Different Types of Pressure Vessel

About NPROXX

NPROXX designs and manufactures high-quality Type 4 pressure vessels for hydrogen storage under high pressures. In fact, our team developed and certified one of the very first Type 4 pressure vessels more than 20 years ago. We believe that innovative hydrogen storage solutions will be a crucial part of the future hydrogen economy.

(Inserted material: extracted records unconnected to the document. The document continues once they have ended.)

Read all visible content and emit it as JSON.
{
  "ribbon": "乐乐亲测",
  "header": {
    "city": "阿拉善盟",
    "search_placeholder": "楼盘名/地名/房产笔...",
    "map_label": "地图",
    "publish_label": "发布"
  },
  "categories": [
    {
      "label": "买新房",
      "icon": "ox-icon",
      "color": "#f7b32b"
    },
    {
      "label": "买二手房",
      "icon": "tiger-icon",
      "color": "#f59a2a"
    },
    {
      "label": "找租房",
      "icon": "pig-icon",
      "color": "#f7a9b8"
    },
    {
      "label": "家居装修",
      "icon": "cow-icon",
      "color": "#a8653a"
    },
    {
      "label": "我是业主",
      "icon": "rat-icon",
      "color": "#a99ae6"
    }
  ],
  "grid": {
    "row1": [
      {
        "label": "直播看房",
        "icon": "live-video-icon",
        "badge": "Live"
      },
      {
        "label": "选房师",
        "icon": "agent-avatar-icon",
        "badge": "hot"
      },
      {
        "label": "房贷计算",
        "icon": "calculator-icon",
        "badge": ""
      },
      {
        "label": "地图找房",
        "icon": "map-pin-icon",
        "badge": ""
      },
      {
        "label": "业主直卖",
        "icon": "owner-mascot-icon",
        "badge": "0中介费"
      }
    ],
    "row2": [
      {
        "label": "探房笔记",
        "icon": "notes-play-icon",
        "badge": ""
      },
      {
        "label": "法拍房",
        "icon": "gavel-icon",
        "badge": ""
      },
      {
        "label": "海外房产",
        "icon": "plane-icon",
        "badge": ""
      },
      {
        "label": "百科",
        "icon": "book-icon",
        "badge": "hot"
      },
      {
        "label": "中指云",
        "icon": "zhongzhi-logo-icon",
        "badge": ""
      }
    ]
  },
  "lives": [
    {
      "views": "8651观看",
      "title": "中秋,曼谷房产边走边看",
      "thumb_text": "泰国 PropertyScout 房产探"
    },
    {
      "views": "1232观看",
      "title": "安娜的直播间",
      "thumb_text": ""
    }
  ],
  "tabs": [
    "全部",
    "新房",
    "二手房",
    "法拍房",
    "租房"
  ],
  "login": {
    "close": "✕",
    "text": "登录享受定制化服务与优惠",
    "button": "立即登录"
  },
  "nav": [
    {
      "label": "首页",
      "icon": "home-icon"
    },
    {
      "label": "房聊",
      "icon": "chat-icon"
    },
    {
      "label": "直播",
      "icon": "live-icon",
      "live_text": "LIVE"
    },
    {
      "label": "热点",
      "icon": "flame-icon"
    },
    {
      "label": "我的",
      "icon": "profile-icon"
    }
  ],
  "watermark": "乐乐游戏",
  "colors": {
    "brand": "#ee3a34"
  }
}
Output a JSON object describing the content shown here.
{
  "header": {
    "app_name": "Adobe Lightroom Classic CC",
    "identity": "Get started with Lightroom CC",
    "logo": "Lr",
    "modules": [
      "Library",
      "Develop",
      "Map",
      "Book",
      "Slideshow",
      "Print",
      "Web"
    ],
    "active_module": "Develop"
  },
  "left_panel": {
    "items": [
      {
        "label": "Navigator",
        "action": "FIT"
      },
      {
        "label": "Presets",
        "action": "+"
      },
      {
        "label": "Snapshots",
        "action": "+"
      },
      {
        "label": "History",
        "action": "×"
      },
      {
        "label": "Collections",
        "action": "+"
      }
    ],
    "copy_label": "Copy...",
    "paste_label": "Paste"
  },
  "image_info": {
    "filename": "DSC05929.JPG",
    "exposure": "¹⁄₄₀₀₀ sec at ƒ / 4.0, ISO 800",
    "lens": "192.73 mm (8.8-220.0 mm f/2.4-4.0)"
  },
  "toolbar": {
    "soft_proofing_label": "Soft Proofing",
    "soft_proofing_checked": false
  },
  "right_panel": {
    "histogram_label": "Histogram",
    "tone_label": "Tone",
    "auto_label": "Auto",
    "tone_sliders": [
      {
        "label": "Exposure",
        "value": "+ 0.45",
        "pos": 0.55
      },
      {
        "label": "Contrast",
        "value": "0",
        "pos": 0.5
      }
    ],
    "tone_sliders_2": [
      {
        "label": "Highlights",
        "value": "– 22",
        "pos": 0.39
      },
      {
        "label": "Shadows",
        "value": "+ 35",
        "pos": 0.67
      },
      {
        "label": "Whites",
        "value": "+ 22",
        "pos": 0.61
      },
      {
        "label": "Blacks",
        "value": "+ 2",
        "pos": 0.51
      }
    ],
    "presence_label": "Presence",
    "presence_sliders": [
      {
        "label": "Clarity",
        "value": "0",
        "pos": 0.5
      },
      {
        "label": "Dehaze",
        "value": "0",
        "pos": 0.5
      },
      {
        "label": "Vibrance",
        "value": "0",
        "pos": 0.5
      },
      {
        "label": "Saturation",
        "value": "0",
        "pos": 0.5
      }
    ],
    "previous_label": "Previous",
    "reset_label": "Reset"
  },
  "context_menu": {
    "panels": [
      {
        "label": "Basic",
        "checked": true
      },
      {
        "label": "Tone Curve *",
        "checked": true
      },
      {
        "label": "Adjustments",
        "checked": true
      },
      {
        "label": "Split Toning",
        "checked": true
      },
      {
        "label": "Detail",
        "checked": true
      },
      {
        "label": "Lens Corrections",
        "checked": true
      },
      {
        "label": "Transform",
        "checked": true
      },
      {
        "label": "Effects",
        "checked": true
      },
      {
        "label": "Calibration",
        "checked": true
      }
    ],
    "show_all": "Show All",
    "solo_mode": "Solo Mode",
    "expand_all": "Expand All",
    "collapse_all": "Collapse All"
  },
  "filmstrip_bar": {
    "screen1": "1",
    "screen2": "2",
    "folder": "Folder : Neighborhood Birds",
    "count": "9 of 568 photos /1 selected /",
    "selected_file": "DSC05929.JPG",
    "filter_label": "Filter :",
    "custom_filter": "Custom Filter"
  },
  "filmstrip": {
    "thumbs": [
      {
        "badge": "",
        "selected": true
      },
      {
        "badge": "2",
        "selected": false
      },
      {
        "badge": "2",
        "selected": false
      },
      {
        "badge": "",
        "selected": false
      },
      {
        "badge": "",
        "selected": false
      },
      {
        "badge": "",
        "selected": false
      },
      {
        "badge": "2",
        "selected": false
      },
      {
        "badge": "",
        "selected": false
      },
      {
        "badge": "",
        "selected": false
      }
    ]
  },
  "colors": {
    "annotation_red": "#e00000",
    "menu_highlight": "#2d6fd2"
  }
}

What’s a Type 4 Pressure vessel?

To understand why Type 4 is so suitable for this role, you need to know the different types of pressure vessel:

  • Type 1: A traditional all-metal bottle made of steel used for storing liquid and gases for industrial processes. Cheap to produce, but heavy
  • Type 2: An additional layer of carbon fibre reinforcement is added round a steel inner tank and shares the load with the metal. This gives it added strength and reduces weight, but makes it more expensive than Type 1
  • Type 3: A carbon-fibre composite vessel, with a steel or aluminium vessel inside. The carbon fibre outer vessel takes the load. With more carbon fibre involved, costs are higher than type 2, but higher pressures can be achieved
  • Type 4: A vessel made of all carbon fibre, with an inner liner of polyamide or polyethylene plastic. Characteristics are a much lower weight and very high strength. Comparatively expensive, because of the volume of carbon fibre

What are the advantages of a Type4 pressure vessel?

While most basic storage needs can be fulfilled by basic Type 1 vessels, weight becomes a factor when pressure vessels need to be transported. The weight of metal and part-metal tanks adds to the cost of transport and this is where carbon fibre becomes appealing.

Another factor is strength. Carbon fibre adds innate strength to the vessel, enabling it to take on greater loads. Carbon fibre also significantly increases the corrosion resistance and the fatigue resistance of pressure vessels, which makes safety a key advantage.

Finally, the other key advantage of carbon fibre composite pressure vessels (type 4) is volume. Because of their innate strength, carbon fibre type 4 pressure vessels can store hydrogen at high pressures. By combining several of these within a container unit, large volumes of hydrogen can be stored, which reduces the traffic from producer to consumer and decreases the energy consumption during transportation.